Di granchi, vulcani, distanze e salti tecnologici. Ovvero il caos.

Ho sempre viaggiato molto e l’ho sempre fatto un po’ d’istinto. Sarà che ho sempre letto moltissimo, fin da piccolina. Sarà che ho sempre avuto molta fantasia e quei posti che leggevo sui libri me li sono sempre immaginati e ho sempre sognato di andarci.

Non sono un’anima in pena, non mi sposto perchè non mi sento a mio agio in un posto o in un altro. Io sto bene ovunque. Sto benissimo da sola. Sono solo curiosa, assetata di posti, culture, lingue. Sono una ottimista, trovo il bello in ogni cosa. Sono così. C’è chi mi odia per questo, ma cosa ci devo fare? Sono così. Punto.

Per questo non ho mai avuto paura di prendere valige e andar via. Ho sempre spronato io il Prof. a girare e cambiare. Lui è più riflessivo, più timoroso. Il granchietto che si ripara sotto alla sabbia. Tiene le chele appena fuori, con gli occhi scruta, ma ci mette un po’. Io sono il vulcano. Io sono il caos nella sua vita. Io sono il bimbo che prende il granchio con la forza e lo spinge in acqua, nel posto in cui vorrebbe davvero essere ma ha avuto paura ad andarci. Poi è contento, lo vedi che muove le chele e nuota come un delfino.

E così mi son sempre mossa ed ho avuto anche la fortuna di riuscire a vivere per un po’ in più di un posto. Per la mia famiglia ogni volta è uno shock, sarà che li avverto sempre all’ultimo momento. Sono dell’idea che non ha senso anticipargli la cosa sei mesi prima, sarebbero mesi di inutili sofferenze e ansie. Meglio metterli davanti al fatto stesso quando è quasi ora. Ormai si sono abituati ed è incredibile come ogni volta mi stupiscano.

Finchè si è trattato di viaggi di piacere, la distanza non ha mai dato problemi, al massimo sono durati un mese, poco niente. Quando però ho cominciato a star via di più si è sempre trovato un modo per sentirsi spesso.

Quando, dopo la laurea, ho vinto una borsa di studio/lavoro e sono andata qualche mese in UK, ci si sentiva per telefono. C’erano le schede prepagate, si andava nelle cabine, si componevano codici di 10.000 cifre e si riusciva a chiaccherare qualche minuto. Ok, c’era già internet ma i miei sono degli anni quaranta, sapevano usare macchina da scrivere e calcolatrice ma nulla di più. Poi per tre mesi il telefono bastava.

Poi è arrivato il Portogallo, questa volta la mia lontananza sarebbe stata più lunga.

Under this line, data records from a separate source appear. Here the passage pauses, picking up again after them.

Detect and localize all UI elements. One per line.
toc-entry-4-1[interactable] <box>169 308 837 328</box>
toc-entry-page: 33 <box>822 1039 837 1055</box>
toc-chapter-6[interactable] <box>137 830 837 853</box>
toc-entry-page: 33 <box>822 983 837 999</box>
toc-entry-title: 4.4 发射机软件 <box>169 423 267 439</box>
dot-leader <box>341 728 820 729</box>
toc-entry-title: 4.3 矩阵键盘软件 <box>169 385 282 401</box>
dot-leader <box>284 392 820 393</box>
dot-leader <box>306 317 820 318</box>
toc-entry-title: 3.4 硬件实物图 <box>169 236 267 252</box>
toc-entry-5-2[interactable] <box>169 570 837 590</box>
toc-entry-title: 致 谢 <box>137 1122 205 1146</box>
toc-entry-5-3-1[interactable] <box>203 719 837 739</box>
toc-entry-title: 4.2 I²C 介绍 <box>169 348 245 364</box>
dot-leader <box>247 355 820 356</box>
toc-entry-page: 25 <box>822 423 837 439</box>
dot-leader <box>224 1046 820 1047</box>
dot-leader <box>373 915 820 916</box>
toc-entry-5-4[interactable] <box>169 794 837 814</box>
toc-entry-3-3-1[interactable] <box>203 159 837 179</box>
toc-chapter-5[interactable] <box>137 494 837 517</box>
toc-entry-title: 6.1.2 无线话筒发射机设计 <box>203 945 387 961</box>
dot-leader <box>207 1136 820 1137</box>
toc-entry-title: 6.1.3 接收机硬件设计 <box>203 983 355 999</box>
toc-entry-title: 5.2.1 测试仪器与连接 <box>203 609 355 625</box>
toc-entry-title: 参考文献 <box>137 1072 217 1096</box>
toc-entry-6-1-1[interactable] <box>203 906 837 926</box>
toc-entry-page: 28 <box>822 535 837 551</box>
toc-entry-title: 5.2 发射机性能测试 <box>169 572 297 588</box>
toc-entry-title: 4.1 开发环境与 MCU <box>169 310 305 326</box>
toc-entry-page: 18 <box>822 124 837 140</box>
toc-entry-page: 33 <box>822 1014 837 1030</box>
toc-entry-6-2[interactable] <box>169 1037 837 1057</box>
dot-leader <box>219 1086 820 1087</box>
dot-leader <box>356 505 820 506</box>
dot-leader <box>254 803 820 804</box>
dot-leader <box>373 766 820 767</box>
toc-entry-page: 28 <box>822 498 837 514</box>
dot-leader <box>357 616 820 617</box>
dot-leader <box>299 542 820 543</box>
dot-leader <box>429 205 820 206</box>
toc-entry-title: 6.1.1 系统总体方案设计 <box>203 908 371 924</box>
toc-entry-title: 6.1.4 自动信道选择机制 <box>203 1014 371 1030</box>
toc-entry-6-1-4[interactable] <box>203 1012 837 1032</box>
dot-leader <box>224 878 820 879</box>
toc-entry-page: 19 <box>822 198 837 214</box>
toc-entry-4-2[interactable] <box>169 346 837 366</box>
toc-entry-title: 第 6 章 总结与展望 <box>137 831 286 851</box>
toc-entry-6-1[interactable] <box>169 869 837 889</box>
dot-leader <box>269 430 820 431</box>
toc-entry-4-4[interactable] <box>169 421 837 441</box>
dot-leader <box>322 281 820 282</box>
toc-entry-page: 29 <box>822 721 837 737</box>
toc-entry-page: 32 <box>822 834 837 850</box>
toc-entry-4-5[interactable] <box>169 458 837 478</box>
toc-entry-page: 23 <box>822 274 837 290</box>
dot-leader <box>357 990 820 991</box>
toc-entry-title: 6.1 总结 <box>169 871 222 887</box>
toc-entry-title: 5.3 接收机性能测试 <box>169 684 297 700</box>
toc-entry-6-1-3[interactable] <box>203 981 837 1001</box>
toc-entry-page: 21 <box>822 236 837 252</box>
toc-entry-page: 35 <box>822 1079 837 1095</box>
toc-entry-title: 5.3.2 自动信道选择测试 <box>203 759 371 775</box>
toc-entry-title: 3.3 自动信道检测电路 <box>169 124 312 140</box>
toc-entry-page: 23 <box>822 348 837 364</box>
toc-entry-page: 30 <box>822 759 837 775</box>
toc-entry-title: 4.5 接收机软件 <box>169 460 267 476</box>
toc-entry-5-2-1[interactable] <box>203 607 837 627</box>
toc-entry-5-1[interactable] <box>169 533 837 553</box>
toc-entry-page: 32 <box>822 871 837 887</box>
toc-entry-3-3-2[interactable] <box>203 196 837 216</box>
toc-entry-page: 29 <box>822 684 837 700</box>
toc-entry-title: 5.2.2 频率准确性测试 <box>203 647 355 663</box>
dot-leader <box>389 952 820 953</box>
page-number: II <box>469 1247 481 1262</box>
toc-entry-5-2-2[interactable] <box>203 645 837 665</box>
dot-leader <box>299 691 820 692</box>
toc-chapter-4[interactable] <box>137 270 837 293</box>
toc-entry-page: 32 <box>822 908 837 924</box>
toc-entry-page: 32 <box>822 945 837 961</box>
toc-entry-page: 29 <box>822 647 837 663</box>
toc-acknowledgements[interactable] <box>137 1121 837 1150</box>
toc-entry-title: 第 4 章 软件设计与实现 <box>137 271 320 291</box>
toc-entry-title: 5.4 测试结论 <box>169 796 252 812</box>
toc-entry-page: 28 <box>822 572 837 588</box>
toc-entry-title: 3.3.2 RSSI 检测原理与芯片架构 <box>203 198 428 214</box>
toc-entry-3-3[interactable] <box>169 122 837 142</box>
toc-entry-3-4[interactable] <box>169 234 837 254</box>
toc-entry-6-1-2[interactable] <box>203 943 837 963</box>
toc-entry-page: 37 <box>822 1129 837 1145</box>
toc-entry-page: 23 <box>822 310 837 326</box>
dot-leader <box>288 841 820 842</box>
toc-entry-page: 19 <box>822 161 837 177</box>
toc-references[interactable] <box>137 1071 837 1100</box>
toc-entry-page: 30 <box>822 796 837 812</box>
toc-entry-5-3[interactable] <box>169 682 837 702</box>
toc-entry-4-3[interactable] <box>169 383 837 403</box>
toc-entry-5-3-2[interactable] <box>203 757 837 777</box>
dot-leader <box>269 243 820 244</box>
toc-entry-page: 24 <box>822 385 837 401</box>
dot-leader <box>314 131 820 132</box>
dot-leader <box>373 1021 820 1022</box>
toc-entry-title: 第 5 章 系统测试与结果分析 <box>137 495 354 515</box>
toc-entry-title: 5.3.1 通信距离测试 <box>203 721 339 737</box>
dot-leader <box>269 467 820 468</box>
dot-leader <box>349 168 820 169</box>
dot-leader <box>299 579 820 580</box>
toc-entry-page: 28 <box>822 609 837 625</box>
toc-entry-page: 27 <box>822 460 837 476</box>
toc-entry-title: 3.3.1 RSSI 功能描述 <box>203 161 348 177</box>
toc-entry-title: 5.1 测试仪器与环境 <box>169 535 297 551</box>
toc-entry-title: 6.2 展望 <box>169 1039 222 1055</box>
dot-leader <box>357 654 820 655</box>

Allora hanno imparato a mandare gli SMS. Mio padre ha le dita così grosse che con l’indice potrebbe schiacciare 4 tasti insieme. Mia madre è già tanto se sa schiaccare il tasto gusto per rispondere ad una telefonata. Ma l’amore per i figli fa fare di tutto si sa, e così ogni tanto mi arrivavano messaggi del tipo “ciao come stai noi bene saluta il prof mangia tua sorella e fratello ti salutano ciao”, senza punteggiature perchè avete presente spiegargli pure come aggiungerla? Ricordo sms davvero esilaranti, dovrei ritirarli fuori.

Infine siamo qui, in Olanda e con la piccola viaggiatrice. Se i figli fanno fare di tutto, i nipoti di proiettano in un colpo nel futuro. Prendi una navicella spaziale e finisci nel 3.000 d.C..

Ed eccoli. Loro, settantenni, smartphone alla mano e skype. SMARTPHONE e SKYPE. La vedono quasi tutti i giorni.

La vedono mentre si ficca in bocca una forchettata di carbonara. La vedono mentre gioca a fare le bolle con la cannuccia dentro il bicchiere di acqua. La vedono mentre è in vasca da bagno e spruzza acqua ovunque con i suoi animaletti da bagno. La vedono quando ha la febbre e a malapena riesce a salutarli. La VEDONO. La SENTONO.

Sicuramente più di quanto la vedrebbero o la sentirebbero se fossimo in Italia.

Grazie nonni tecnologici, voi sicuramente vi state godendo la crescita della vostra nipotina anche se a migliaia di chilometri di distanza. Grazie nonni tecnologici, perchè il sentirvi e vedervi così contenti ed emozionati ogni giorno è il più bel regalo che abbiate mai potuto farci.